Lena ist ein echter Glücksfall! Die junge Hörakustik-Meisterin erklärt sich bereit, für eine Woche kostenlos in einem unbekannten Land mit mir zu arbeiten!

Stefan und Olga sitzen derweil auf gepackten Koffern, denn wir sind ihre letzten Gäste. Nach dieser Woche fahren sie über den Winter wieder nach Deutschland. Er hatte sich bereit erklärt, noch das Programm für uns zu organisieren, aber dann waren wir schon fast auf uns alleine gestellt.

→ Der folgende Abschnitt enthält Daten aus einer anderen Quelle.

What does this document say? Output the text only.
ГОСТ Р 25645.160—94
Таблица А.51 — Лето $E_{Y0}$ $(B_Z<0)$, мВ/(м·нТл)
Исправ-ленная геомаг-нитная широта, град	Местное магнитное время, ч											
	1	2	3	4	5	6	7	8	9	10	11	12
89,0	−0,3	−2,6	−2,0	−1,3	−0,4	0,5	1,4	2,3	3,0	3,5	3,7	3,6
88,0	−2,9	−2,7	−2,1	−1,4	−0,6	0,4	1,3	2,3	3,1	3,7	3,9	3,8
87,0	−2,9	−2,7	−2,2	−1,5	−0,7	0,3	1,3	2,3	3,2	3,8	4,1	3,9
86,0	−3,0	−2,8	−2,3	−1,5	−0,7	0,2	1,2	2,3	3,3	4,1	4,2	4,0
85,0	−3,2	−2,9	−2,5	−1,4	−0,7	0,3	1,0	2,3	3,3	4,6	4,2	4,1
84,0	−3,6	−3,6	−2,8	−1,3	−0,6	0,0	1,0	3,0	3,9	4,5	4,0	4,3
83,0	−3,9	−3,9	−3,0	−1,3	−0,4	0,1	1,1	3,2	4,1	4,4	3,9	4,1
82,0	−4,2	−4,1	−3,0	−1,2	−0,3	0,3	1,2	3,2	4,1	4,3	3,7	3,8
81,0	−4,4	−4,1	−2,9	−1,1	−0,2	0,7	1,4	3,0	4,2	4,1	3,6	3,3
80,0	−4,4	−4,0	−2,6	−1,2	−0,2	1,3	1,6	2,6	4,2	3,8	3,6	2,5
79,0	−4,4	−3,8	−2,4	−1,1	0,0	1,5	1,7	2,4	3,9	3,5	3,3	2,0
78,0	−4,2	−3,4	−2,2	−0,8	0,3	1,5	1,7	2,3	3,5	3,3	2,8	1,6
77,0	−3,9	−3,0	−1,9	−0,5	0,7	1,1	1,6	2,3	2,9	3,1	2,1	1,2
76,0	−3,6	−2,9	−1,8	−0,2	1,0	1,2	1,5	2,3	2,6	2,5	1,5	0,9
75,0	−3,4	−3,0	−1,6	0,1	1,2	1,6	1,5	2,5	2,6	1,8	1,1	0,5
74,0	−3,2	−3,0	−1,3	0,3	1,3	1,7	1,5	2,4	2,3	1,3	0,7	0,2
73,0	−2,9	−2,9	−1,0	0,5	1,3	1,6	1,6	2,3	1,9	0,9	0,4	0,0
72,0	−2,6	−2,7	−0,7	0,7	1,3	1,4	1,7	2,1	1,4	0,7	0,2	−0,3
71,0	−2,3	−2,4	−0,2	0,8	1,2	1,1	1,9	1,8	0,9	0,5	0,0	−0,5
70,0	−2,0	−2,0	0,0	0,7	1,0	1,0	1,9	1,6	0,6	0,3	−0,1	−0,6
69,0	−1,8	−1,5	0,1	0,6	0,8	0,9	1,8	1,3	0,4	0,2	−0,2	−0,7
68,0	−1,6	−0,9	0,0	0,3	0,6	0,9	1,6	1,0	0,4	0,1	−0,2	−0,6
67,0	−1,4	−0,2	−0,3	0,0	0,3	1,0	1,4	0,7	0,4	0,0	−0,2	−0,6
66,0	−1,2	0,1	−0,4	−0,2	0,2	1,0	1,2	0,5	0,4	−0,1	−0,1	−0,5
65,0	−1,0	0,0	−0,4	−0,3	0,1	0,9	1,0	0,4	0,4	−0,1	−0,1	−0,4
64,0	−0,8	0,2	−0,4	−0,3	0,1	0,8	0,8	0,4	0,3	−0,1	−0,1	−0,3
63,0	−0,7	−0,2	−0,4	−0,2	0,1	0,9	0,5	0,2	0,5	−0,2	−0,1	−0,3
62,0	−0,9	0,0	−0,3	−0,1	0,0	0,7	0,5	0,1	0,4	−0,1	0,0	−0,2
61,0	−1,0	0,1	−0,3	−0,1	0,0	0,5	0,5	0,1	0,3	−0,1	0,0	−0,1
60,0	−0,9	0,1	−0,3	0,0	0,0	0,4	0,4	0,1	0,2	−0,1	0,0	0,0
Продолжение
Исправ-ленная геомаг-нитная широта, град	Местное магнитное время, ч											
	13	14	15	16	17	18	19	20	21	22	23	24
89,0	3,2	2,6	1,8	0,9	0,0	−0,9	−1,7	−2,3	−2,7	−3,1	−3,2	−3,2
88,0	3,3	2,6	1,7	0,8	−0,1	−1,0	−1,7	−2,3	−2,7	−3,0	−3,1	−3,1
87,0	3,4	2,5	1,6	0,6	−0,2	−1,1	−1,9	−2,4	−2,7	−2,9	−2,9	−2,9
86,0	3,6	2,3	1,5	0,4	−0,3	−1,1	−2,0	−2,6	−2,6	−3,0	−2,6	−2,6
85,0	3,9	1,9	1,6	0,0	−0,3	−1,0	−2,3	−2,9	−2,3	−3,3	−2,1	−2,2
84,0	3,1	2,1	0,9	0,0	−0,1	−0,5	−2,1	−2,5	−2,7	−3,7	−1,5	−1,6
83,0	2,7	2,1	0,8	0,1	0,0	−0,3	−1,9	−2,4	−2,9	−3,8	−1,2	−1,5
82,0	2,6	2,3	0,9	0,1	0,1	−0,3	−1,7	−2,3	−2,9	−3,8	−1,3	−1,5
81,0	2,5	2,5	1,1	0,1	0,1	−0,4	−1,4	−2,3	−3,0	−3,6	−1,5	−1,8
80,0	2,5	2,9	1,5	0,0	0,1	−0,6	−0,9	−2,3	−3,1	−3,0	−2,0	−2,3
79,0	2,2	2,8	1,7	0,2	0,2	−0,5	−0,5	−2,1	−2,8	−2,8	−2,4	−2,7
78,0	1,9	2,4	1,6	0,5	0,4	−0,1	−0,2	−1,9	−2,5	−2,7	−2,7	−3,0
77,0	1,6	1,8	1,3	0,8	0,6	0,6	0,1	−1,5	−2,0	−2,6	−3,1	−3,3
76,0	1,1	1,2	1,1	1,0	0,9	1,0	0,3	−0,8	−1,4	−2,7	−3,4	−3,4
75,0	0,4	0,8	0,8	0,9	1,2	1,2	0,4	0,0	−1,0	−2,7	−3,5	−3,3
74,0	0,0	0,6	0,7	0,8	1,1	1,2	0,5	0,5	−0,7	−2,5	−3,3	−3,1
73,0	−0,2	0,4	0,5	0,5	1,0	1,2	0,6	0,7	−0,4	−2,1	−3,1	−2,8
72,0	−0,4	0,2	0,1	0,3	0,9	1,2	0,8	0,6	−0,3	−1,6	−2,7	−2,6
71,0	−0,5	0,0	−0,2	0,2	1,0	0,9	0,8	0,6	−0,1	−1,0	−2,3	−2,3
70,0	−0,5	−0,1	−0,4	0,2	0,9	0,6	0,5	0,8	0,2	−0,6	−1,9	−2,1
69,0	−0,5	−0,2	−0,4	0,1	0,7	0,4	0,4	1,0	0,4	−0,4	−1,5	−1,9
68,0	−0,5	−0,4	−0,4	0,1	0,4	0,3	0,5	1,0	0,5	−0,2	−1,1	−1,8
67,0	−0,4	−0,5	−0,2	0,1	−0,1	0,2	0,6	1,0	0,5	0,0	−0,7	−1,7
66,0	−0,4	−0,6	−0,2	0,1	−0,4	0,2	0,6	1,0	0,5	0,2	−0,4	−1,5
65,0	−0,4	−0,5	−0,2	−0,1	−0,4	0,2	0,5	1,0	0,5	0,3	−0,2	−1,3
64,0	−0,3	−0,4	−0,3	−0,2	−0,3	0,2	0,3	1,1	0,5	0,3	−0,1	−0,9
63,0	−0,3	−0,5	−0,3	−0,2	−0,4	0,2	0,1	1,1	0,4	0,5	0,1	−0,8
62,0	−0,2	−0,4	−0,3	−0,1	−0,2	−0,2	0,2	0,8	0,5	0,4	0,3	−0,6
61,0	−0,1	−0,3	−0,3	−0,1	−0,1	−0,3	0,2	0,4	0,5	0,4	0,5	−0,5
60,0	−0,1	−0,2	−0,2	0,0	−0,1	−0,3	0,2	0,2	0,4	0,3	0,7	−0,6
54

Nach einem Tag „Akklimatisierung“ und Zusammensuchen der Utensilien in der Gegend und bei Stefan und Olga ging es los. Die erste Station war das Behindertenheim in Nowouralsk. Lena konnte sich nicht vorstellen, was eine geschlossene Stadt ist und dass Behindertenheime für Erwachsene nur auf privater Initiative betrieben werden können. Aber alle 15 Minuten kam ein Klient und länger durfte der Anpass-Prozess nicht dauern. Bald stauten sich im Saal die Menschen. Stefan hatte Klienten bis aus Moskau benachrichtigt. Jedem konnten wir helfen, in der einen oder anderen Weise. Manchmal ein Ratschlag (moderne Phonak-Geräte, gute Otoplastik, gut eingestellt), manchmal versorgten wir die Eltern der Kinder gleich mit. Aber es waren auch schreckliche Fälle dabei. Ich erinnere mich, dass Lena und ich am ersten Tag in der Unterkunft gegen 18/19 Uhr eine Stunde beim Tee saßen und uns angeschwiegen haben. Erst danach hatte wir alles so weit verarbeitet, dass wir Abendbrot machen konnten. Der von der Familie ausgestoßene junge Mann mit 5 dB Resthörvermögen auf einem Ohr, das andere total kaputt! Das junge Ehepaar mit der Frau, deren Taschen-Hörgeräte mindestens 10 Jahre alt waren und aus 1950 zu stammen schienen. Der Stahlwerker, der sein Lebtag Panzer baute und eine typische hochgradige Lärmschwerhörigkeit hatte. Die Musiklehrerin mit einem altersbedingten leichten Hörverlust von 40-50 dB, der bei uns schon als mittelschwerer Hörverlust gilt!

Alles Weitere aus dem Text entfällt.